The news editor called the pressroom and shut things down. We didn’t want too many papers getting out with the headline “Mine tragedy” when the families were celebrating a seemingly miraculous occurrence.
It was 12:25 and we were waiting for a long-enough write-through of the story to move on the wire. All that was available was a short write-through that we could try to cobble with the earlier story if needed into a story that was long enough to fill our jump space. I checked the photo wire: No celebration photos had moved.
Sometime in the next few minutes a long-enough story moved and we worked to get it on the page.
12:30 p.m. … no photos yet. We were just about done.
Our lead headline was now “They’re Alive!” in quotes. Our deck headline attributed the announcement to a mine foreman.
We checked the photo wire one more time … and the picture of two woman clasping hands in tears and jubilation or relief had moved. We put it on the page as well, replacing the overall shot of the mine. It was 12:45 p.m. and we sent the page. About the same time, the sports department sent their page with the story on the Orange Bowl, which had gone into triple overtime.

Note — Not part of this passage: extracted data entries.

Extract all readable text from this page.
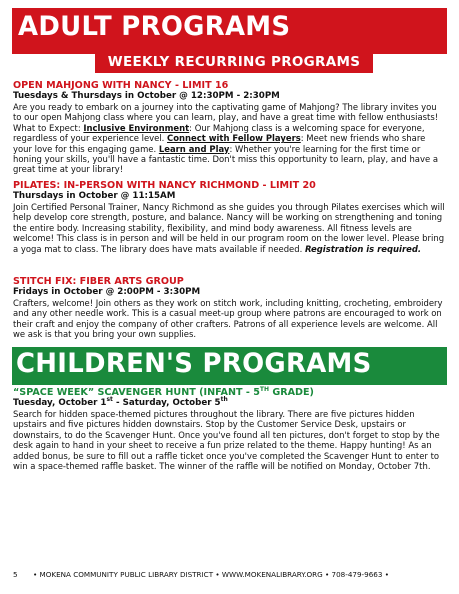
ADULT PROGRAMS
WEEKLY RECURRING PROGRAMS
OPEN MAHJONG WITH NANCY - LIMIT 16
Tuesdays & Thursdays in October @ 12:30PM - 2:30PM
Are you ready to embark on a journey into the captivating game of Mahjong? The library invites you to our open Mahjong class where you can learn, play, and have a great time with fellow enthusiasts! What to Expect: Inclusive Environment: Our Mahjong class is a welcoming space for everyone, regardless of your experience level. Connect with Fellow Players: Meet new friends who share your love for this engaging game. Learn and Play: Whether you're learning for the first time or honing your skills, you'll have a fantastic time. Don't miss this opportunity to learn, play, and have a great time at your library!
PILATES: IN-PERSON WITH NANCY RICHMOND - LIMIT 20
Thursdays in October @ 11:15AM
Join Certified Personal Trainer, Nancy Richmond as she guides you through Pilates exercises which will help develop core strength, posture, and balance. Nancy will be working on strengthening and toning the entire body. Increasing stability, flexibility, and mind body awareness. All fitness levels are welcome! This class is in person and will be held in our program room on the lower level. Please bring a yoga mat to class. The library does have mats available if needed. Registration is required.
STITCH FIX: FIBER ARTS GROUP
Fridays in October @ 2:00PM - 3:30PM
Crafters, welcome! Join others as they work on stitch work, including knitting, crocheting, embroidery and any other needle work. This is a casual meet-up group where patrons are encouraged to work on their craft and enjoy the company of other crafters. Patrons of all experience levels are welcome. All we ask is that you bring your own supplies.
CHILDREN'S PROGRAMS
“SPACE WEEK” SCAVENGER HUNT (INFANT - 5TH GRADE)
Tuesday, October 1st - Saturday, October 5th
Search for hidden space-themed pictures throughout the library. There are five pictures hidden upstairs and five pictures hidden downstairs. Stop by the Customer Service Desk, upstairs or downstairs, to do the Scavenger Hunt. Once you've found all ten pictures, don't forget to stop by the desk again to hand in your sheet to receive a fun prize related to the theme. Happy hunting! As an added bonus, be sure to fill out a raffle ticket once you've completed the Scavenger Hunt to enter to win a space-themed raffle basket. The winner of the raffle will be notified on Monday, October 7th.
5 • MOKENA COMMUNITY PUBLIC LIBRARY DISTRICT • WWW.MOKENALIBRARY.ORG • 708-479-9663 •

At 12:50 I left. I went home satisfied. It’s not often you get to stop the presses for a big story and come through with a page that didn’t look too thrown together. At home, our cable was out. I went to sleep.
Imagine my surprise when I awoke to discover that 12 miners had not in fact been found alive. Only one was struggling to survive.
… Horror …
I carefully read our story in the newspaper. I did not have time the night before to read it. Not a single sentence was incorrect. AP had done a very good job attributing everything to credible participants, although perhaps the murkiness of the situation was not quite clear enough. The story, the photo captions, the headlines were all true, at least in the sense that a foreman had announced that 12 miners were alive and the families were celebrating. The governor had said they were alive. Everything was attributed. Even our lead headline was in quotes, reflecting the announcement and celebration, but not a statement of fact … we could report that it was said, and that was big news.
But do readers appreciate this? Absolutely not. Did we get phone calls from irate readers? Absolutely.
Did we have the story wrong? Well … yes … I suppose we did. Do I stand behind my involvement? Yes, I do … in regret.